Para deixar mais claro o vale tudo, o parágrafo 2º desse artigo afirma que “são permitidos o pedido de apoio político e a divulgação da pré-candidatura, das ações políticas desenvolvidas e das que se pretende desenvolver”. Salta os olhos que esse jabuti foi introduzido para dar cobertura a uma situação de fato. Os antigos “postulantes à candidatura“ já estavam desenvolvendo propaganda eleitoral, motivo pelo qual passaram a ser designados como “pré-candidatos”, figurando esse “pré” como um salvo-conduto perante a legislação então vigente.
Uma vez feito o furo na barragem, é impossível evitar o seu desmoronamento.
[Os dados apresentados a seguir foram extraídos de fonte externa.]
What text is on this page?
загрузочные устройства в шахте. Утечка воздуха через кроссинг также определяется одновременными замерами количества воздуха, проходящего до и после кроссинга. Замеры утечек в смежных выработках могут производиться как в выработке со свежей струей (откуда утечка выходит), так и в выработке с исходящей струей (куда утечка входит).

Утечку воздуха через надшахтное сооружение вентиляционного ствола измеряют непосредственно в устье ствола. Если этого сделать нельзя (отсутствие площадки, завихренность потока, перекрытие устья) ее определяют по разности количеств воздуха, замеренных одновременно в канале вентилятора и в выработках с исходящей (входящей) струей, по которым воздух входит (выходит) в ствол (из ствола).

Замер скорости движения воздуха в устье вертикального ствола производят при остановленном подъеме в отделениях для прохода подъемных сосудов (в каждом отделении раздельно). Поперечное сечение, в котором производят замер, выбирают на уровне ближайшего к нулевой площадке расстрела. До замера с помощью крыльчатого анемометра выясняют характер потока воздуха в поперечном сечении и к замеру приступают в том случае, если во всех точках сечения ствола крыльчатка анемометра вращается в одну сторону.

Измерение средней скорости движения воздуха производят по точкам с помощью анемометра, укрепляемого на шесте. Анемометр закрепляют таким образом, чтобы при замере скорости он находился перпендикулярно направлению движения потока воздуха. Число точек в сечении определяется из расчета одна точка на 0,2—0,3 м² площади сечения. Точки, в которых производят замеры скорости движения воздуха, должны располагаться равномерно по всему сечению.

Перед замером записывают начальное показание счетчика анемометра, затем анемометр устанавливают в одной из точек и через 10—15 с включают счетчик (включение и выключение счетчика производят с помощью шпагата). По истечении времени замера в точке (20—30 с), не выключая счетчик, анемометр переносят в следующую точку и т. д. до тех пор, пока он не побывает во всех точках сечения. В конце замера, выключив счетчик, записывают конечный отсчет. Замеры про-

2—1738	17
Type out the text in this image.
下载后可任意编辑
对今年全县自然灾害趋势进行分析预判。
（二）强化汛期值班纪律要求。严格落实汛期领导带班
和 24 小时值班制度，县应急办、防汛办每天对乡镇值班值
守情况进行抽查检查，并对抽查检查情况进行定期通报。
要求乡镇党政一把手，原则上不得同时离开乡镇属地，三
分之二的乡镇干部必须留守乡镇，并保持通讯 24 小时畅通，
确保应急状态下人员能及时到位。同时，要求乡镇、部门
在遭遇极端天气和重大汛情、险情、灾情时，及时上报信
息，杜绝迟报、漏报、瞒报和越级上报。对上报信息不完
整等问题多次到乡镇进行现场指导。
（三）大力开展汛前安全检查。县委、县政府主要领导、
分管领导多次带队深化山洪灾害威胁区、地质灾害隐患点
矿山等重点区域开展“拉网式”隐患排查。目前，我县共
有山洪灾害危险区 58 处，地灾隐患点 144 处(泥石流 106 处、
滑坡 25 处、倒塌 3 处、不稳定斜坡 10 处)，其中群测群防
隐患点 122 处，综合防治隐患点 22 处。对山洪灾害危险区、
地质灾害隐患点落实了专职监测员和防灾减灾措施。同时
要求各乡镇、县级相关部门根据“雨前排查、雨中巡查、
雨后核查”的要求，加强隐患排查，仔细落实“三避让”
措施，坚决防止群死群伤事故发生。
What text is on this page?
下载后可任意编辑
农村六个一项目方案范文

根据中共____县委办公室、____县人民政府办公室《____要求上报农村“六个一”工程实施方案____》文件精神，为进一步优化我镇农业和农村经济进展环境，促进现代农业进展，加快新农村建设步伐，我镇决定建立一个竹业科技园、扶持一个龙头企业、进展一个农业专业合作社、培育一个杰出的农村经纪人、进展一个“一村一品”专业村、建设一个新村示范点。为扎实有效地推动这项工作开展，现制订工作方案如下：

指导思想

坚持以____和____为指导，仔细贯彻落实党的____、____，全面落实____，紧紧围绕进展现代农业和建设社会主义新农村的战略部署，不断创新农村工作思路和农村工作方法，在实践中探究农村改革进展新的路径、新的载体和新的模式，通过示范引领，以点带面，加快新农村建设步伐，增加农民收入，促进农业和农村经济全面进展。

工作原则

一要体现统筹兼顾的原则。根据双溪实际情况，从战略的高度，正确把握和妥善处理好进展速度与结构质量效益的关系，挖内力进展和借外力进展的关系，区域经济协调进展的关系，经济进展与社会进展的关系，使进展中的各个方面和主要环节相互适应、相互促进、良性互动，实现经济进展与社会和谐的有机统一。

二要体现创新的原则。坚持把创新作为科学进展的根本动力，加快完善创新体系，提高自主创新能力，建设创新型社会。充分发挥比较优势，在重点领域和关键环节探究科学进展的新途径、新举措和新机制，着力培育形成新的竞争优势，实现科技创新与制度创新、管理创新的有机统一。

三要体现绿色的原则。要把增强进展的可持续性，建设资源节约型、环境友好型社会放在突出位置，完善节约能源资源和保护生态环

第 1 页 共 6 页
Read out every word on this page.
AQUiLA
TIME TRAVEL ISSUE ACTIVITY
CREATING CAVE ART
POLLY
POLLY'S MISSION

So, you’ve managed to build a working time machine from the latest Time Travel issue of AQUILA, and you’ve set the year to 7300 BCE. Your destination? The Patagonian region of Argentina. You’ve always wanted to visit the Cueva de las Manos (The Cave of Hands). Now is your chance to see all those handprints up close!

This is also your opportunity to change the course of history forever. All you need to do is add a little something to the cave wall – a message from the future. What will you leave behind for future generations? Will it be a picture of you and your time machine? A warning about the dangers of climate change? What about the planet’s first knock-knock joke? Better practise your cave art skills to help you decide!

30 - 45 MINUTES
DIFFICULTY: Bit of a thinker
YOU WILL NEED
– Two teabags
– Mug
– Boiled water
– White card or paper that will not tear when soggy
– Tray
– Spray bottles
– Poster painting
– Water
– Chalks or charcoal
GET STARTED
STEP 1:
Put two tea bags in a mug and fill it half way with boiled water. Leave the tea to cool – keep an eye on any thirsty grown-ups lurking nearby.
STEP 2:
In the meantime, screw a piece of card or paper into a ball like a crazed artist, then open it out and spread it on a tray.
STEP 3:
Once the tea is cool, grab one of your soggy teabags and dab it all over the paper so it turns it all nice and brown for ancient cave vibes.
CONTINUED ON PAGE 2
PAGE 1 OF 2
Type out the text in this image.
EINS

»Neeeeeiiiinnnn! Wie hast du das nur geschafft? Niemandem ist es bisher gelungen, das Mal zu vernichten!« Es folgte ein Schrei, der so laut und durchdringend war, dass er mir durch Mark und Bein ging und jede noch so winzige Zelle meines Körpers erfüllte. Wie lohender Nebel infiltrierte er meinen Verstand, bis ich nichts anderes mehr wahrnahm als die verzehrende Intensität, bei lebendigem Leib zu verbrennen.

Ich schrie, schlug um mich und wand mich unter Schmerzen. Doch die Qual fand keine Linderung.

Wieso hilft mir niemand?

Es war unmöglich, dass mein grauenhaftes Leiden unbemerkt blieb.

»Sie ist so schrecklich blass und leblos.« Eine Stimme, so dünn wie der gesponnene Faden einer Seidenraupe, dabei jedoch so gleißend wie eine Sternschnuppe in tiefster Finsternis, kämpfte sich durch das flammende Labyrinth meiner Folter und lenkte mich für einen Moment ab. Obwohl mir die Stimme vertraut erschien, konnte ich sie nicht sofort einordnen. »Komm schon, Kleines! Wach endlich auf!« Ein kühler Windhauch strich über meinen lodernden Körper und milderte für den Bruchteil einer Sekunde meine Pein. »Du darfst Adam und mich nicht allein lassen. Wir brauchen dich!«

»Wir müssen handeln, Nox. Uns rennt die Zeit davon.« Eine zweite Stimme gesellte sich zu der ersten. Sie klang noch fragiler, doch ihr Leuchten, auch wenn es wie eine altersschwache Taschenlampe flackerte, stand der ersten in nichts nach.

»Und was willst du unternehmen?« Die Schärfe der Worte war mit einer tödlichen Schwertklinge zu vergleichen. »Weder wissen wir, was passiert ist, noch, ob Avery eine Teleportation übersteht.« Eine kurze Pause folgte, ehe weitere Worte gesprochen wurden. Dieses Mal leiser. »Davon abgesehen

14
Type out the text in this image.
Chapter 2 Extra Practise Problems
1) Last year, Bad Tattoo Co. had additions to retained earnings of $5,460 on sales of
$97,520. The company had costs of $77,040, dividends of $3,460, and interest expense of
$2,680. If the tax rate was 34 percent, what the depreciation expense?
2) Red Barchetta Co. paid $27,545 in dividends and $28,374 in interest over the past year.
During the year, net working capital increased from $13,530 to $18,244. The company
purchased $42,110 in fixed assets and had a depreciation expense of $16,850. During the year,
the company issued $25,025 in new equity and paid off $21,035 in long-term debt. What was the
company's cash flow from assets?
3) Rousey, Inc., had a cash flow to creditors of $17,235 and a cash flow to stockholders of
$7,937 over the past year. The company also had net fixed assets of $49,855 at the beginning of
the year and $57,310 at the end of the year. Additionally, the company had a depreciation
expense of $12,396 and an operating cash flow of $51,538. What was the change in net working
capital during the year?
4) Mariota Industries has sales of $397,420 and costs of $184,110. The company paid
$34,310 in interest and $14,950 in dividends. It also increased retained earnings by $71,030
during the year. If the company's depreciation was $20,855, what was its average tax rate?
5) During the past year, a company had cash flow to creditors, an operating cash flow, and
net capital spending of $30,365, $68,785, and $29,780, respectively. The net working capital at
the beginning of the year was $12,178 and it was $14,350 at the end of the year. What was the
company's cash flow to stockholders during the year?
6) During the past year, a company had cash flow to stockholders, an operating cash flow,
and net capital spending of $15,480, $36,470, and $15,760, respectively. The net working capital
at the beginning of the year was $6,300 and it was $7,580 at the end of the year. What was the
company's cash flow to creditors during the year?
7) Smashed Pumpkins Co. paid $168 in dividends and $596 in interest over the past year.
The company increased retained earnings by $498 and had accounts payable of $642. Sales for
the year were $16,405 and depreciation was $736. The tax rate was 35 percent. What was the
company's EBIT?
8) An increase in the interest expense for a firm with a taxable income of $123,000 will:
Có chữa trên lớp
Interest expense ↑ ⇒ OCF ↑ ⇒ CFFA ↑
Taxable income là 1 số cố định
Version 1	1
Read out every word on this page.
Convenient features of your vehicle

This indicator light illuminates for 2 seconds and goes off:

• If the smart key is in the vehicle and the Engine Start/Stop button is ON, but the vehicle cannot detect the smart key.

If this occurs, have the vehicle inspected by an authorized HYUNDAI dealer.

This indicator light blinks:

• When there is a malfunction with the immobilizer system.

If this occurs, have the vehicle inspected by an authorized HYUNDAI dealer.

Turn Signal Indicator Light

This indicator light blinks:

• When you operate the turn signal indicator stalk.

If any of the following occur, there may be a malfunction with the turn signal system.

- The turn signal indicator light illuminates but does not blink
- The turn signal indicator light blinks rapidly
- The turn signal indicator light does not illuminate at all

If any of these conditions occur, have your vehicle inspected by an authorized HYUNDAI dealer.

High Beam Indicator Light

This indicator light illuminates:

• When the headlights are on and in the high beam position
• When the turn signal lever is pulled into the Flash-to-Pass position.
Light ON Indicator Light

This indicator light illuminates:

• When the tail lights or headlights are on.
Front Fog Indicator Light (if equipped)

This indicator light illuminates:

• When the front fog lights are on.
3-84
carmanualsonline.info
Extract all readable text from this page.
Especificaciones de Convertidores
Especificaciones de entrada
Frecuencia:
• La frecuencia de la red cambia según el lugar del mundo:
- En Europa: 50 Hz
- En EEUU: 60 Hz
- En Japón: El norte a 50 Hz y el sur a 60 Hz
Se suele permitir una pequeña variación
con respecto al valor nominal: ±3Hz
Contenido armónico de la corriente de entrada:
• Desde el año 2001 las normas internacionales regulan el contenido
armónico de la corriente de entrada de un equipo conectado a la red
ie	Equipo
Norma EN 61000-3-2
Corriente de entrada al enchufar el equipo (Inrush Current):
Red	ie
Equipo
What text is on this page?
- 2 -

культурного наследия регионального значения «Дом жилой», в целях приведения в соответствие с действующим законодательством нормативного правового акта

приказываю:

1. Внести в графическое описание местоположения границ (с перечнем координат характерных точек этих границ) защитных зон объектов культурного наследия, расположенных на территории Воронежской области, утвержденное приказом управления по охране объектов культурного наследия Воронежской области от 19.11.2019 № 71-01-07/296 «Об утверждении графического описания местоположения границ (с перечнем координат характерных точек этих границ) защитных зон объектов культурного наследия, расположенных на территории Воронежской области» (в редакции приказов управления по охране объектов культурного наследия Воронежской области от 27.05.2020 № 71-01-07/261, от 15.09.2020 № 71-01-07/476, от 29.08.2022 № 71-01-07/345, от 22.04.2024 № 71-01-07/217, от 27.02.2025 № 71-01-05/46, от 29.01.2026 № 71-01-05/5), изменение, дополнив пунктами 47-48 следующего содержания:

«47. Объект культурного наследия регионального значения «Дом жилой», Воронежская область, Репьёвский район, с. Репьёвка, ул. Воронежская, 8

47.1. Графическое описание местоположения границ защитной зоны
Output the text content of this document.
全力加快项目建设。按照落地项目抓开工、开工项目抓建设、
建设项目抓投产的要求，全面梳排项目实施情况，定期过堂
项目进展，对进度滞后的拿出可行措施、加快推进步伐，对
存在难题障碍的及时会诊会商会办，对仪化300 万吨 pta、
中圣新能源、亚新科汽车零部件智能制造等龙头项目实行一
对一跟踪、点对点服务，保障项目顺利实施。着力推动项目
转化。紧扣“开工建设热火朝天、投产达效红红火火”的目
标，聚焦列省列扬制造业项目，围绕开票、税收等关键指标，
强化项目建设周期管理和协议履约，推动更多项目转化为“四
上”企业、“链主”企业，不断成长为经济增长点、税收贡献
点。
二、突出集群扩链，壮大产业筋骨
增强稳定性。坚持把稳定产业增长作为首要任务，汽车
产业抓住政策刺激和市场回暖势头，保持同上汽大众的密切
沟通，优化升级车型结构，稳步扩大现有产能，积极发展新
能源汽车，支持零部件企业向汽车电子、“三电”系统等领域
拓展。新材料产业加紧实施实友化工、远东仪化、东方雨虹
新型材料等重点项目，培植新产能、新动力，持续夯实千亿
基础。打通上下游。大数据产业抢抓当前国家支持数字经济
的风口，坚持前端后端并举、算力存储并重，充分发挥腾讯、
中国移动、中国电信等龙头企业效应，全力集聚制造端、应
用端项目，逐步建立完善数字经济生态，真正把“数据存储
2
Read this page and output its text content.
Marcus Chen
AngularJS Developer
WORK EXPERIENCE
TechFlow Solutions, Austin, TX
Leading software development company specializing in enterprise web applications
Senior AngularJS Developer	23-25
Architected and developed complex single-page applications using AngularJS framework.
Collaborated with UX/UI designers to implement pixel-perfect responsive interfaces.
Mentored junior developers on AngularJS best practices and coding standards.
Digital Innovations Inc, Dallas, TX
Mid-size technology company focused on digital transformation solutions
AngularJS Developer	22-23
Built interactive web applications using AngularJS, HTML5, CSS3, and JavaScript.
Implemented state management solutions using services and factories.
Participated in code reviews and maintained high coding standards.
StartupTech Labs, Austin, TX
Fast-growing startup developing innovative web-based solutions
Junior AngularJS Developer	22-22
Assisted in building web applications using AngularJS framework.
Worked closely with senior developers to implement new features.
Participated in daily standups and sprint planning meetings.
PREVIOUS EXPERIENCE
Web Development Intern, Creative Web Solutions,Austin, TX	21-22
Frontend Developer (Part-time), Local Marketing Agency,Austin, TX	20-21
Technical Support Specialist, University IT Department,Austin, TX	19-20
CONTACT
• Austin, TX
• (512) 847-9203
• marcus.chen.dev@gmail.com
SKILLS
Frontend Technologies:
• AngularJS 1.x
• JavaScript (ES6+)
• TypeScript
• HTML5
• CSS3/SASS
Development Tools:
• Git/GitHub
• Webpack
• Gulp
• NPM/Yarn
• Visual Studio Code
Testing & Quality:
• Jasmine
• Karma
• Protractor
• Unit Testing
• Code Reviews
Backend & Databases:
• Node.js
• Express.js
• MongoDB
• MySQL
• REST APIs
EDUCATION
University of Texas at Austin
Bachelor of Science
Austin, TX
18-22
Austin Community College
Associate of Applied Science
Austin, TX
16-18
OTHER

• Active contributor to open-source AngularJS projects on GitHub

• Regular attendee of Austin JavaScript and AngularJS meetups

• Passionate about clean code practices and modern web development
Quem tiver alguma dúvida veja o vídeo “O Brasil feliz de novo”, no qual o ex-presidente Lula, apenas com o cuidado de não usar o vocábulo proibido “voto”, lança sua candidatura à Presidência da República. Esse mesmo candidato, mesmo preso (e o primeiro tratamento privilegiado que lhe foi dado escancarou as portas para todos os demais), agora será comentarista dos jogos da Copa do Mundo. Evidentemente, o futebol, aí, entrará como Pilatos no Credo.
Vale a pena transcrever um texto do professor George Melão, consagrado especialista na matéria, em seu livro Os segredos do Marketing Político, p. 52: “O partido não pode transformar a inserção publicitária partidária em propaganda eleitoral para determinado(s) político(s) sob pena de sofrer processo por propaganda eleitoral antecipada ou extemporânea, ou seja, os feitos e realizações divulgadas devem ser do partido e não do político”. “Mas também pode ser utilizada para divulgar breves mensagens de dirigentes do Partido, que serão candidatos num futuro próximo”. Ou seja: há sempre um meio, mais ou menos sutil, para contornar proibições.
Qualquer denúncia terá que ser submetida ao crivo do Poder Judiciário, cuja cúpula está enfraquecida por um déficit de credibilidade, em face do patente “decisionismo” e da escandalosa facciosidade. Os debates travados no STF sobre a questão da condução coercitiva mostram bem esse estado de coisas. A decisão adotada foi no sentido da ligeira inconstitucionalidade dessa prática, que passa a ser declarada apenas para efeitos futuros. Ou seja: não era, mas fica sendo. “Honi soit qui mal y pense”.
*Adilson Abreu Dallari é professor titular de Direito Administrativo pela PUC-SP e consultor jurídico.